Suivant acte en date du 04/02/2025, la société [L] a assigné Maître [U] [W], prise en sa qualité de mandataire judiciaire de la société [Y], à comparaître devant ce tribunal à l’audience du 12/03/2025 afin qu’au visa des articles L111-1, L221-3, L221-5 et suivants du code de la consommation, des articles L242-1 et suivants du même code, des articles 1112-1 et suivants du code civil, des articles 1130 et suivants du code civil, des articles 1169, 1178 et suivants du code civil, il soit joint les deux instances, que la décision à intervenir soit déclarée commune et opposable à Maître [U] [W], ès qualités, que la société créance de la société [L] soit fixée au passif de de la liquidation judiciaire de la société [Y] à la somme de 9 980,01 € correspondant au montant total des demandes outre les dépens.
Par mesure d’administration judiciaire en date du 12/03/2025, le tribunal a prononcé la jonction des deux instances pour qu’il soit statué par un seul et même jugement.
L’affaire a été plaidée le 03/09/2025, puis mise en délibéré pur ce jour.
EXPOSÉ DES FAITS
A l’occasion d’un démarchage commercial en juillet 2023 de la part de la société SAS [Y], qui a pour activité la conception, la commercialisation de solutions informatiques et internet, messieurs [A] et [N], gérants de la société [L] SARL,
exploitants d’un café-concert-bar de nuit, ont signé un contrat d’abonnement et de location de solution internet pour un loyer mensuel de 418,80 € pour une durée de 36 mois ; le bon de commande mentionnant une offre « K-Premium » pour une solution « web complète » avec un « budget club média » n’est pas daté.
Le 07/07/2023, les gérants de la société [L] ont reçu par courriel de la part de la société LOCAM, un contrat de location financière sur une solution « web complète » et un procès-verbal de livraison et de conformité qu’ils ont signés électroniquement à cette même date. Les prélèvements de la SAS LOCAM ont débuté dès juillet 2023 alors qu’aucune démarche n’a été engagée de la part de la SAS [Y] pour démarrer l’exécution du contrat.
Les arguments avancés par la SAS [Y] sur la personnalisation du site internet déjà existant (réalisé par les gérants eux-mêmes) n’ont pas été à la hauteur de ceux attendus par les exploitants de la société [L] qui ont constaté une mise en ligne tardive avec des photos et vidéos qui ne reflètent pas l’activité et l’ambiance du café-concert-bar. Malgré des réclamations pour de nouvelles photos et vidéos, la qualité attendue n’a pas été satisfaisante. Par ailleurs, les gérants ont pu constater que le site n’était toujours pas référencé en octobre 2023.

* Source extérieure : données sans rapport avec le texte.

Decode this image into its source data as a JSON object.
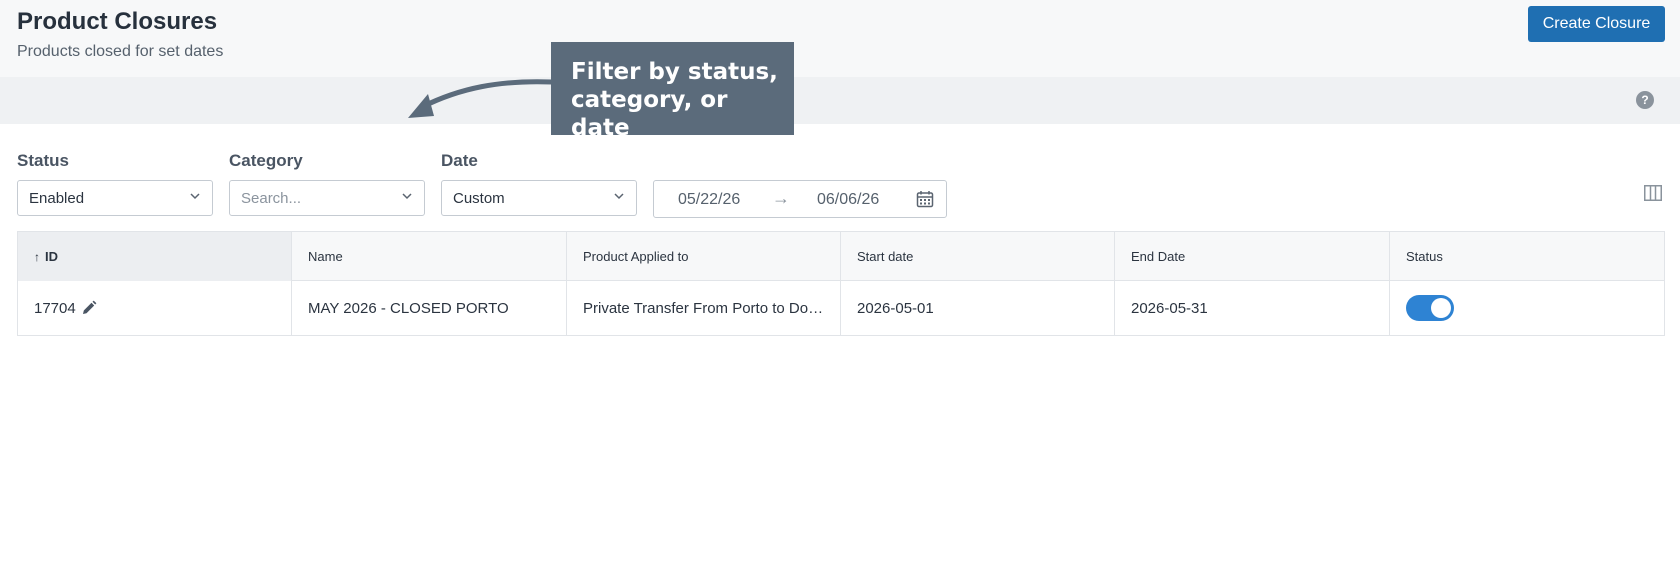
{
  "header": {
    "title": "Product Closures",
    "subtitle": "Products closed for set dates",
    "create_button": "Create Closure"
  },
  "callout": {
    "text": "Filter by status, category, or date"
  },
  "filters": {
    "status": {
      "label": "Status",
      "value": "Enabled"
    },
    "category": {
      "label": "Category",
      "placeholder": "Search..."
    },
    "date": {
      "label": "Date",
      "value": "Custom"
    },
    "date_range": {
      "from": "05/22/26",
      "separator": "→",
      "to": "06/06/26"
    }
  },
  "table": {
    "columns": [
      "ID",
      "Name",
      "Product Applied to",
      "Start date",
      "End Date",
      "Status"
    ],
    "sort_indicator": "↑",
    "rows": [
      {
        "id": "17704",
        "name": "MAY 2026 - CLOSED PORTO",
        "product": "Private Transfer From Porto to Douro Valley",
        "start": "2026-05-01",
        "end": "2026-05-31",
        "status_enabled": true
      }
    ]
  },
  "icons": {
    "help": "help-icon",
    "calendar": "calendar-icon",
    "columns": "columns-icon",
    "edit": "pencil-icon",
    "chevron": "chevron-down-icon"
  },
  "colors": {
    "primary": "#1f6fb2",
    "toggle_on": "#2e83d3",
    "callout_bg": "#5b6b7b"
  }
}
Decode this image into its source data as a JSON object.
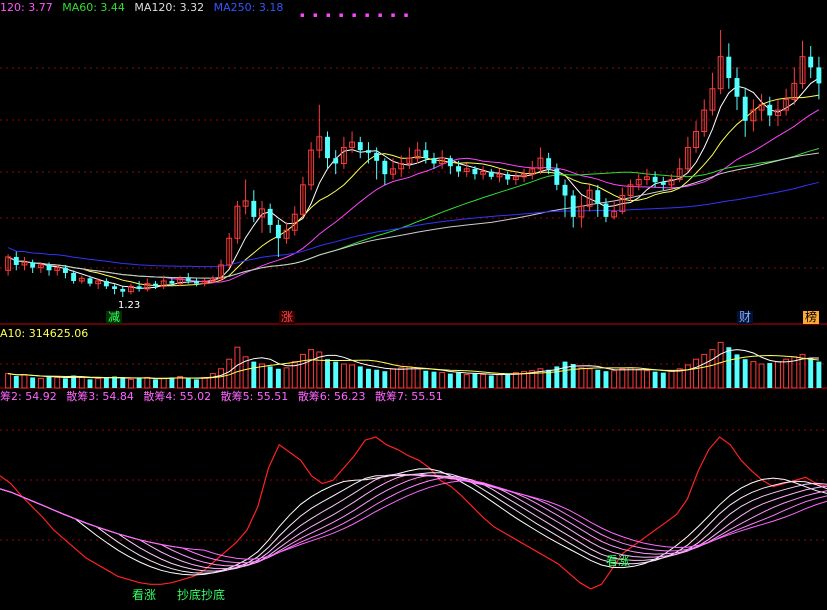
{
  "colors": {
    "up": "#ff3b3b",
    "down": "#54ffff",
    "ma_white": "#ffffff",
    "ma_yellow": "#ffff55",
    "ma_magenta": "#ff44ff",
    "ma_green": "#33dd33",
    "ma_blue": "#3333ff",
    "ma_long": "#cccccc",
    "grid": "#a00000"
  },
  "price_panel": {
    "legend": [
      {
        "label": "120: 3.77",
        "color": "#ff55ff"
      },
      {
        "label": "MA60: 3.44",
        "color": "#33dd33"
      },
      {
        "label": "MA120: 3.32",
        "color": "#dddddd"
      },
      {
        "label": "MA250: 3.18",
        "color": "#3355ff"
      }
    ],
    "event_labels": [
      {
        "text": "减",
        "kind": "reduce"
      },
      {
        "text": "涨",
        "kind": "rise"
      },
      {
        "text": "财",
        "kind": "finance"
      },
      {
        "text": "榜",
        "kind": "list"
      }
    ],
    "price_note": "1.23",
    "marker_dots": "▪ ▪ ▪ ▪ ▪ ▪ ▪ ▪ ▪"
  },
  "volume_panel": {
    "legend": "A10: 314625.06"
  },
  "indicator_panel": {
    "legend": [
      {
        "label": "筹2: 54.92",
        "color": "#ff55ff"
      },
      {
        "label": "散筹3: 54.84",
        "color": "#ff55ff"
      },
      {
        "label": "散筹4: 55.02",
        "color": "#ff55ff"
      },
      {
        "label": "散筹5: 55.51",
        "color": "#ff55ff"
      },
      {
        "label": "散筹6: 56.23",
        "color": "#ff55ff"
      },
      {
        "label": "散筹7: 55.51",
        "color": "#ff55ff"
      }
    ],
    "signals": [
      {
        "text": "看涨"
      },
      {
        "text": "抄底抄底"
      },
      {
        "text": "看涨"
      }
    ]
  },
  "chart_data": {
    "type": "candlestick",
    "candles": [
      [
        0.1,
        0.15,
        0.16,
        0.08
      ],
      [
        0.15,
        0.12,
        0.17,
        0.1
      ],
      [
        0.12,
        0.13,
        0.15,
        0.1
      ],
      [
        0.13,
        0.11,
        0.14,
        0.09
      ],
      [
        0.11,
        0.12,
        0.13,
        0.09
      ],
      [
        0.12,
        0.1,
        0.13,
        0.08
      ],
      [
        0.1,
        0.11,
        0.12,
        0.08
      ],
      [
        0.11,
        0.09,
        0.12,
        0.07
      ],
      [
        0.09,
        0.06,
        0.1,
        0.05
      ],
      [
        0.06,
        0.07,
        0.08,
        0.05
      ],
      [
        0.07,
        0.05,
        0.08,
        0.04
      ],
      [
        0.05,
        0.06,
        0.07,
        0.03
      ],
      [
        0.06,
        0.04,
        0.07,
        0.03
      ],
      [
        0.04,
        0.03,
        0.05,
        0.01
      ],
      [
        0.03,
        0.02,
        0.04,
        0.0
      ],
      [
        0.02,
        0.04,
        0.05,
        0.01
      ],
      [
        0.04,
        0.03,
        0.06,
        0.02
      ],
      [
        0.03,
        0.05,
        0.07,
        0.02
      ],
      [
        0.05,
        0.04,
        0.06,
        0.03
      ],
      [
        0.04,
        0.06,
        0.08,
        0.03
      ],
      [
        0.06,
        0.05,
        0.07,
        0.04
      ],
      [
        0.05,
        0.07,
        0.08,
        0.04
      ],
      [
        0.07,
        0.06,
        0.09,
        0.05
      ],
      [
        0.06,
        0.05,
        0.07,
        0.04
      ],
      [
        0.05,
        0.06,
        0.07,
        0.04
      ],
      [
        0.06,
        0.07,
        0.08,
        0.05
      ],
      [
        0.07,
        0.12,
        0.14,
        0.06
      ],
      [
        0.12,
        0.22,
        0.24,
        0.11
      ],
      [
        0.22,
        0.34,
        0.36,
        0.2
      ],
      [
        0.34,
        0.36,
        0.44,
        0.31
      ],
      [
        0.36,
        0.3,
        0.4,
        0.28
      ],
      [
        0.3,
        0.33,
        0.36,
        0.24
      ],
      [
        0.33,
        0.27,
        0.35,
        0.24
      ],
      [
        0.27,
        0.22,
        0.29,
        0.15
      ],
      [
        0.22,
        0.25,
        0.28,
        0.2
      ],
      [
        0.25,
        0.31,
        0.34,
        0.23
      ],
      [
        0.31,
        0.42,
        0.45,
        0.3
      ],
      [
        0.42,
        0.55,
        0.58,
        0.4
      ],
      [
        0.55,
        0.6,
        0.72,
        0.52
      ],
      [
        0.6,
        0.52,
        0.62,
        0.48
      ],
      [
        0.52,
        0.5,
        0.55,
        0.46
      ],
      [
        0.5,
        0.56,
        0.6,
        0.48
      ],
      [
        0.56,
        0.58,
        0.62,
        0.54
      ],
      [
        0.58,
        0.55,
        0.6,
        0.52
      ],
      [
        0.55,
        0.54,
        0.58,
        0.5
      ],
      [
        0.54,
        0.51,
        0.56,
        0.44
      ],
      [
        0.51,
        0.46,
        0.52,
        0.42
      ],
      [
        0.46,
        0.48,
        0.52,
        0.44
      ],
      [
        0.48,
        0.5,
        0.53,
        0.45
      ],
      [
        0.5,
        0.52,
        0.56,
        0.48
      ],
      [
        0.52,
        0.55,
        0.58,
        0.5
      ],
      [
        0.55,
        0.52,
        0.58,
        0.5
      ],
      [
        0.52,
        0.5,
        0.54,
        0.48
      ],
      [
        0.5,
        0.52,
        0.55,
        0.48
      ],
      [
        0.52,
        0.49,
        0.53,
        0.46
      ],
      [
        0.49,
        0.47,
        0.51,
        0.45
      ],
      [
        0.47,
        0.48,
        0.5,
        0.45
      ],
      [
        0.48,
        0.46,
        0.49,
        0.44
      ],
      [
        0.46,
        0.47,
        0.49,
        0.44
      ],
      [
        0.47,
        0.45,
        0.48,
        0.44
      ],
      [
        0.45,
        0.46,
        0.48,
        0.43
      ],
      [
        0.46,
        0.44,
        0.47,
        0.42
      ],
      [
        0.44,
        0.45,
        0.47,
        0.42
      ],
      [
        0.45,
        0.46,
        0.48,
        0.43
      ],
      [
        0.46,
        0.48,
        0.51,
        0.44
      ],
      [
        0.48,
        0.52,
        0.56,
        0.46
      ],
      [
        0.52,
        0.48,
        0.54,
        0.46
      ],
      [
        0.48,
        0.42,
        0.5,
        0.4
      ],
      [
        0.42,
        0.38,
        0.44,
        0.3
      ],
      [
        0.38,
        0.3,
        0.4,
        0.26
      ],
      [
        0.3,
        0.34,
        0.38,
        0.26
      ],
      [
        0.34,
        0.4,
        0.42,
        0.32
      ],
      [
        0.4,
        0.35,
        0.42,
        0.3
      ],
      [
        0.35,
        0.3,
        0.37,
        0.28
      ],
      [
        0.3,
        0.32,
        0.36,
        0.29
      ],
      [
        0.32,
        0.38,
        0.41,
        0.31
      ],
      [
        0.38,
        0.42,
        0.44,
        0.36
      ],
      [
        0.42,
        0.44,
        0.46,
        0.4
      ],
      [
        0.44,
        0.45,
        0.48,
        0.42
      ],
      [
        0.45,
        0.43,
        0.47,
        0.41
      ],
      [
        0.43,
        0.42,
        0.45,
        0.4
      ],
      [
        0.42,
        0.44,
        0.46,
        0.4
      ],
      [
        0.44,
        0.48,
        0.52,
        0.43
      ],
      [
        0.48,
        0.56,
        0.6,
        0.47
      ],
      [
        0.56,
        0.62,
        0.66,
        0.54
      ],
      [
        0.62,
        0.7,
        0.74,
        0.6
      ],
      [
        0.7,
        0.78,
        0.84,
        0.68
      ],
      [
        0.78,
        0.9,
        1.0,
        0.76
      ],
      [
        0.9,
        0.82,
        0.95,
        0.78
      ],
      [
        0.82,
        0.75,
        0.86,
        0.7
      ],
      [
        0.75,
        0.66,
        0.78,
        0.6
      ],
      [
        0.66,
        0.7,
        0.74,
        0.62
      ],
      [
        0.7,
        0.72,
        0.76,
        0.66
      ],
      [
        0.72,
        0.68,
        0.75,
        0.64
      ],
      [
        0.68,
        0.7,
        0.74,
        0.64
      ],
      [
        0.7,
        0.74,
        0.78,
        0.68
      ],
      [
        0.74,
        0.8,
        0.86,
        0.72
      ],
      [
        0.8,
        0.9,
        0.96,
        0.78
      ],
      [
        0.9,
        0.86,
        0.94,
        0.82
      ],
      [
        0.86,
        0.8,
        0.9,
        0.74
      ]
    ],
    "volume": [
      0.3,
      0.25,
      0.28,
      0.22,
      0.2,
      0.24,
      0.22,
      0.2,
      0.26,
      0.22,
      0.18,
      0.2,
      0.22,
      0.24,
      0.2,
      0.18,
      0.2,
      0.22,
      0.18,
      0.2,
      0.22,
      0.24,
      0.2,
      0.18,
      0.22,
      0.3,
      0.4,
      0.6,
      0.85,
      0.65,
      0.55,
      0.5,
      0.45,
      0.4,
      0.42,
      0.55,
      0.7,
      0.8,
      0.75,
      0.6,
      0.55,
      0.5,
      0.48,
      0.45,
      0.4,
      0.38,
      0.35,
      0.4,
      0.42,
      0.44,
      0.4,
      0.36,
      0.34,
      0.32,
      0.3,
      0.32,
      0.28,
      0.3,
      0.28,
      0.26,
      0.28,
      0.3,
      0.32,
      0.34,
      0.36,
      0.4,
      0.38,
      0.45,
      0.55,
      0.5,
      0.42,
      0.4,
      0.38,
      0.35,
      0.36,
      0.4,
      0.42,
      0.38,
      0.36,
      0.34,
      0.32,
      0.35,
      0.4,
      0.48,
      0.6,
      0.7,
      0.8,
      0.95,
      0.85,
      0.7,
      0.6,
      0.55,
      0.5,
      0.52,
      0.55,
      0.6,
      0.65,
      0.7,
      0.62,
      0.55
    ],
    "oscillator": {
      "red_line": [
        0.75,
        0.7,
        0.62,
        0.55,
        0.48,
        0.4,
        0.34,
        0.28,
        0.22,
        0.18,
        0.14,
        0.1,
        0.08,
        0.06,
        0.05,
        0.05,
        0.06,
        0.08,
        0.1,
        0.14,
        0.2,
        0.26,
        0.32,
        0.4,
        0.55,
        0.8,
        0.95,
        0.9,
        0.85,
        0.75,
        0.7,
        0.72,
        0.8,
        0.88,
        0.98,
        1.0,
        0.95,
        0.92,
        0.88,
        0.85,
        0.8,
        0.72,
        0.68,
        0.62,
        0.55,
        0.48,
        0.42,
        0.38,
        0.34,
        0.3,
        0.26,
        0.22,
        0.18,
        0.12,
        0.06,
        0.02,
        0.05,
        0.15,
        0.25,
        0.3,
        0.35,
        0.4,
        0.45,
        0.5,
        0.6,
        0.78,
        0.92,
        1.0,
        0.95,
        0.85,
        0.78,
        0.72,
        0.68,
        0.7,
        0.72,
        0.74,
        0.7,
        0.68
      ],
      "fan_count": 7
    }
  }
}
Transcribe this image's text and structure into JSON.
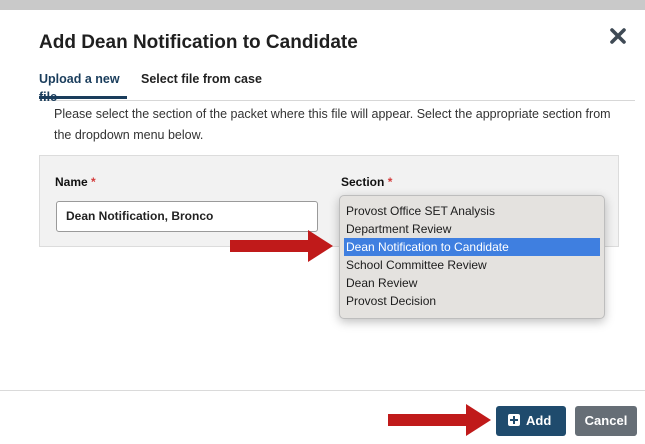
{
  "dialog": {
    "title": "Add Dean Notification to Candidate",
    "close_icon": "close-x-icon"
  },
  "tabs": [
    {
      "label": "Upload a new file",
      "active": true
    },
    {
      "label": "Select file from case",
      "active": false
    }
  ],
  "instructions": "Please select the section of the packet where this file will appear. Select the appropriate section from the dropdown menu below.",
  "form": {
    "name_label": "Name",
    "section_label": "Section",
    "required_marker": "*",
    "name_value": "Dean Notification, Bronco"
  },
  "section_dropdown": {
    "options": [
      "Provost Office SET Analysis",
      "Department Review",
      "Dean Notification to Candidate",
      "School Committee Review",
      "Dean Review",
      "Provost Decision"
    ],
    "selected": "Dean Notification to Candidate"
  },
  "buttons": {
    "add_label": "Add",
    "add_icon": "plus-square-icon",
    "cancel_label": "Cancel"
  },
  "colors": {
    "primary": "#1f4b6d",
    "selection": "#3f7fe0",
    "annotation_arrow": "#c01a1a",
    "required": "#d33c3c",
    "cancel": "#666e76"
  }
}
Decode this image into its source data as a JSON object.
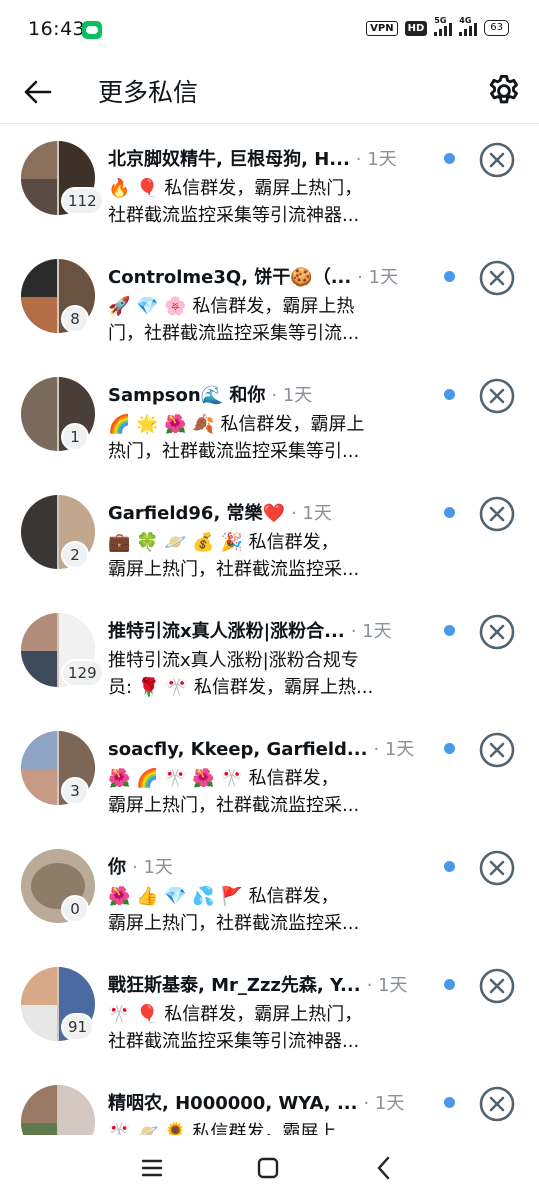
{
  "status_bar": {
    "time": "16:43",
    "vpn": "VPN",
    "hd": "HD",
    "net1": "5G",
    "net2": "4G",
    "battery": "63"
  },
  "header": {
    "title": "更多私信",
    "back_icon": "arrow-left-icon",
    "settings_icon": "gear-icon"
  },
  "colors": {
    "unread_dot": "#4a99e9",
    "dismiss_icon": "#536471",
    "badge_bg": "#eff1f3"
  },
  "conversations": [
    {
      "name": "北京脚奴精牛, 巨根母狗, H...",
      "time": "· 1天",
      "preview_line1": "🔥 🎈 私信群发，霸屏上热门，",
      "preview_line2": "社群截流监控采集等引流神器...",
      "count": "112"
    },
    {
      "name": "Controlme3Q, 饼干🍪（...",
      "time": "· 1天",
      "preview_line1": "🚀 💎 🌸 私信群发，霸屏上热",
      "preview_line2": "门，社群截流监控采集等引流...",
      "count": "8"
    },
    {
      "name": "Sampson🌊 和你",
      "time": "· 1天",
      "preview_line1": "🌈 🌟 🌺 🍂 私信群发，霸屏上",
      "preview_line2": "热门，社群截流监控采集等引...",
      "count": "1"
    },
    {
      "name": "Garfield96, 常樂❤️",
      "time": "· 1天",
      "preview_line1": "💼 🍀 🪐 💰 🎉 私信群发，",
      "preview_line2": "霸屏上热门，社群截流监控采...",
      "count": "2"
    },
    {
      "name": "推特引流x真人涨粉|涨粉合...",
      "time": "· 1天",
      "preview_line1": "推特引流x真人涨粉|涨粉合规专",
      "preview_line2": "员: 🌹 🎌 私信群发，霸屏上热...",
      "count": "129"
    },
    {
      "name": "soacfly, Kkeep, Garfield...",
      "time": "· 1天",
      "preview_line1": "🌺 🌈 🎌 🌺 🎌 私信群发，",
      "preview_line2": "霸屏上热门，社群截流监控采...",
      "count": "3"
    },
    {
      "name": "你",
      "time": "· 1天",
      "preview_line1": "🌺 👍 💎 💦 🚩 私信群发，",
      "preview_line2": "霸屏上热门，社群截流监控采...",
      "count": "0"
    },
    {
      "name": "戰狂斯基泰, Mr_Zzz先森, Y...",
      "time": "· 1天",
      "preview_line1": "🎌 🎈 私信群发，霸屏上热门，",
      "preview_line2": "社群截流监控采集等引流神器...",
      "count": "91"
    },
    {
      "name": "精咽农, H000000, WYA, ...",
      "time": "· 1天",
      "preview_line1": "🎌 🪐 🌻 私信群发，霸屏上",
      "preview_line2": "",
      "count": ""
    }
  ],
  "nav": {
    "menu_icon": "menu-icon",
    "home_icon": "home-square-icon",
    "back_icon": "chevron-left-icon"
  }
}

Après plusieurs relances pour obtenir la prise en compte de ses réclamations, la société [L] a adressé le 27/12/2023 un courriel de demande de remboursement qui a été refusé par la société SAS [Y].
Le 03/05/2024, un commissaire de justice a été missionné par la société [L], pour réaliser les constats d’inexécution du contrat. A titre d’exemples, il est mentionné dans le constat qu’en saisissant le nom de « [L] [R] », le site initial de la société arrive en 1 ère position alors que le nouveau site conçu par la société SAS [Y], arrive en 20 ème position, et le formulaire de contact ne fonctionne pas.
Le 04/07/2024, un courrier de demande de nullité des contrats de fourniture et de location pour défaut d’objet avec demande de restitution des sommes versées a été adressé aux sociétés SAS [Y] et LOCAM par le conseil de la société [L] avec mise en demeure d’exécution sous 15 jours.
Une réponse a été formulée par la société SAS [Y] confirmant la réalisation de leurs obligations contractuelles.
De son côté, la société LOCAM a répondu en précisant qu’ils prenaient contact avec leur client, la SAS [Y].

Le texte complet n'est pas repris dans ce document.